Her phone buzzed. A text from Andrew. Not a plea, but a command. An address for a downtown coffee shop. Be there. Now.
This was it. The final confrontation. She closed the laptop, her expression unreadable, and walked out into the gray afternoon.
He was already there, sitting in a booth, his face a thundercloud. He didn't waste time with greetings. He slid a folded document across the table. An enrollment form for the Veridian Community Vocational College.
"This is the last thing I will ever do for you," he said, his voice low and tight. "Take it, and then disappear from my life." His plan was clear: to bury her in a blue-collar future, far from his pristine world.
Aria didn't even glance at the paper. "I'm going to VIT," she repeated, her voice soft but unyielding.
His remaining composure fell apart. A harsh, bitter laugh broke from his lips-so loud that it made people at the nearby tables turn and stare. "Who do you think you are? A genius? Stop dreaming! You're just like your mother-a pathetic, unrealistic failure!"
The mention of her mother was a line crossed. The air around Aria grew cold.
Andrew slammed another document on the table. It was a list. A list of every major university in Veridian. He claimed the Sinclair family had already put in a word with their admissions boards. Her path was blocked.
"Now," he said, leaning back with a smug, triumphant look. "You have no choice but to accept my arrangement."
Aria looked at him, truly looked at him, and saw a small, pathetic man playing king in a very small castle. In her mind, the entire Sinclair network was just a few lines of code that could be deleted from existence. But for now, she had to play by the rules of this era.
"Are you finished?" she asked quietly. Her lack of reaction unnerved him. "If you are, I'll be leaving."
She started to slide out of the booth. Panicked, he played his final card. He pulled a certified check from his briefcase and slapped it down on the table. Fifty thousand dollars.
The check wasn't an offer. It was an insult. A final, definitive statement of her worth. It was the price of a life, of a mother's love, of a lifetime of suffering. It was a slap in the face.
Her hand moved, picking up the check.
A flicker of a triumphant smile crossed Andrew's lips. He thought he'd won. He thought she'd finally bent to the power of money.

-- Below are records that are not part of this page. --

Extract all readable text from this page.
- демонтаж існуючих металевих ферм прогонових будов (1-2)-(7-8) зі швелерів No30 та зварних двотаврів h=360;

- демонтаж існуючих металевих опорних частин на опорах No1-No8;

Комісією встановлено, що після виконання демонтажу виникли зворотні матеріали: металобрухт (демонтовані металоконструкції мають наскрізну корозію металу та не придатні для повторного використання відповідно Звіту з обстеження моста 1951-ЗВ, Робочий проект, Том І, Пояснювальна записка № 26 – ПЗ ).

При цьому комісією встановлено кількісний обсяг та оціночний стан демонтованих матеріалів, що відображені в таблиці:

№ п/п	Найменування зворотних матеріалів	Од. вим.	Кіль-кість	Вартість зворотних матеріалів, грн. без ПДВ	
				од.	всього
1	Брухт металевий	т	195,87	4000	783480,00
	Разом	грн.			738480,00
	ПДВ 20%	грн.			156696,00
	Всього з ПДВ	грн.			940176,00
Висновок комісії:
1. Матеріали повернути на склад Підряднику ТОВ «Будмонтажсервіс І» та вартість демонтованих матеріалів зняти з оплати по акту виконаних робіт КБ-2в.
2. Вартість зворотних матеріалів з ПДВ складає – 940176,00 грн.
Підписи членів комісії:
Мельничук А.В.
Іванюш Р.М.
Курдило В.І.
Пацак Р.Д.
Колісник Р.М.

In the next instant, her arm blurred. The movement was impossibly fast, a whip-crack of motion that defied belief. The stiff paper of the check cut through the air like a blade.
Crack.
The check struck the lens of Andrew's glasses with pinpoint accuracy. The frame flew off his face, clattering to the floor as the lens shattered. He cried out, clutching his cheek where a sharp red line was already rising. He stared at her, his expression a mixture of shock, pain, and a new, dawning terror. For the first time, he saw something in her eyes that wasn't defiance. It was pure, undiluted killing intent.
"This money," Aria said, her voice a frozen whisper that cut through the café's low hum. "Consider it payment for services rendered. By my mother."

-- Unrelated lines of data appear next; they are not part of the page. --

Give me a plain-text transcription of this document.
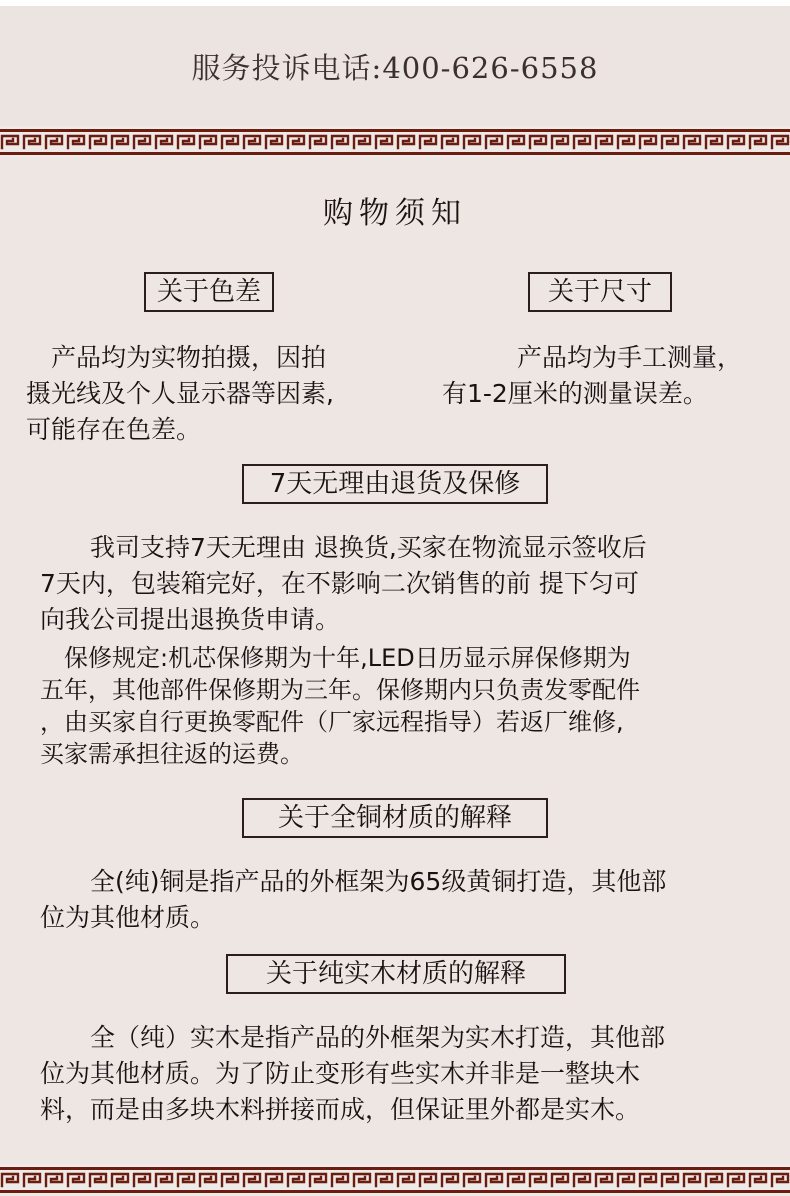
服务投诉电话:400-626-6558
购物须知
关于色差
　产品均为实物拍摄，因拍
摄光线及个人显示器等因素,
可能存在色差。
关于尺寸
　　　产品均为手工测量，
有1-2厘米的测量误差。
7天无理由退货及保修
　　我司支持7天无理由 退换货,买家在物流显示签收后
7天内，包装箱完好，在不影响二次销售的前 提下匀可
向我公司提出退换货申请。
　保修规定:机芯保修期为十年,LED日历显示屏保修期为
五年，其他部件保修期为三年。保修期内只负责发零配件
，由买家自行更换零配件（厂家远程指导）若返厂维修,
买家需承担往返的运费。
关于全铜材质的解释
　　全(纯)铜是指产品的外框架为65级黄铜打造，其他部
位为其他材质。
关于纯实木材质的解释
　　全（纯）实木是指产品的外框架为实木打造，其他部
位为其他材质。为了防止变形有些实木并非是一整块木
料，而是由多块木料拼接而成，但保证里外都是实木。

The strength, the speed-it wasn't normal. It wasn't the act of a downtrodden girl from the Rust Belt.
She stood over him, looking down at his pathetic, crumbling facade. "Your world, your rules," she said, her voice filled with a contempt so profound it was almost pity. "They mean nothing to me."
All his assumptions, all his prejudices, were shattered along with his glasses.

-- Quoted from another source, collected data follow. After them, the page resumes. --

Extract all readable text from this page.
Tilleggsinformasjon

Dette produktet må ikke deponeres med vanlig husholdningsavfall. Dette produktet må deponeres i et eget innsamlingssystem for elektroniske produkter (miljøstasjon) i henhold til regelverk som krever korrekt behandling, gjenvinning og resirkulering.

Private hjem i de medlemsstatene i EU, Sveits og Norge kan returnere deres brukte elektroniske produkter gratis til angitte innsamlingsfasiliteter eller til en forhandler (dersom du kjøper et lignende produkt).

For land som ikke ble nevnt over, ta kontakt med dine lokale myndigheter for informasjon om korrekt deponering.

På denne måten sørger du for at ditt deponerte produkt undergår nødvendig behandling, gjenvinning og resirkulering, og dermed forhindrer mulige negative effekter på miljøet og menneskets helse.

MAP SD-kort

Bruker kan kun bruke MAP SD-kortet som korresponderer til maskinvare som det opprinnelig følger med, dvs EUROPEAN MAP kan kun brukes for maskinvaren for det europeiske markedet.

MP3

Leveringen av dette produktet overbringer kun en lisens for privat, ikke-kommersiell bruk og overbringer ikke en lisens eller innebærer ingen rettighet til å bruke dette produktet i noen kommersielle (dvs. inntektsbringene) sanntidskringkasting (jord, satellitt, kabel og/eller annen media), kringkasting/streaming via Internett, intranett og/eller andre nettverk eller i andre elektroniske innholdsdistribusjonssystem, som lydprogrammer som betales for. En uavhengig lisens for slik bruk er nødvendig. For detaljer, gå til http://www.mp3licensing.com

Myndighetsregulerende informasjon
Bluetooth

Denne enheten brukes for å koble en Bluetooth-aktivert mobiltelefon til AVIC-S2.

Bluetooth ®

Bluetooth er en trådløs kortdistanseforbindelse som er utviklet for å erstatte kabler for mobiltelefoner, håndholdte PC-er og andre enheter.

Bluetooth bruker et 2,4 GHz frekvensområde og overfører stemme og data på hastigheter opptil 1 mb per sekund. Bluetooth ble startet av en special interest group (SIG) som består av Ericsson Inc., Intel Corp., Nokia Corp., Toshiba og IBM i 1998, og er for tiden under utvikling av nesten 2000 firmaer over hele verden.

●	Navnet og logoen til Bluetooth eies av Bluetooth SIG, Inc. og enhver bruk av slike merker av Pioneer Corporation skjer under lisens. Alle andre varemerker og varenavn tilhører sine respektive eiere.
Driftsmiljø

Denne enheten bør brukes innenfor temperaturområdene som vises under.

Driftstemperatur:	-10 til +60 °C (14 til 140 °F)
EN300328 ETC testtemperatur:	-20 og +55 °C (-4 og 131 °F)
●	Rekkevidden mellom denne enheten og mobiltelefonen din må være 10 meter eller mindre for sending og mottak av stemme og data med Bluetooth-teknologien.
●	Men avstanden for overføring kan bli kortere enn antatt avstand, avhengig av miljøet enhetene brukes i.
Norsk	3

You have no idea what you've provoked, she thought.
The fifty thousand dollars lay on the floor next to the broken lens. She didn't give it a second glance.
He sat there, speechless, humiliated in a public place. His control, his power, had evaporated. He had underestimated her on a scale he couldn't even comprehend.
Aria's eyes were filled with a cold, final disgust. She was looking at garbage.
She turned and walked out of the coffee shop without a word, leaving him in the ruins of his authority. The fragile illusion of their father-daughter relationship had been irrevocably, violently destroyed.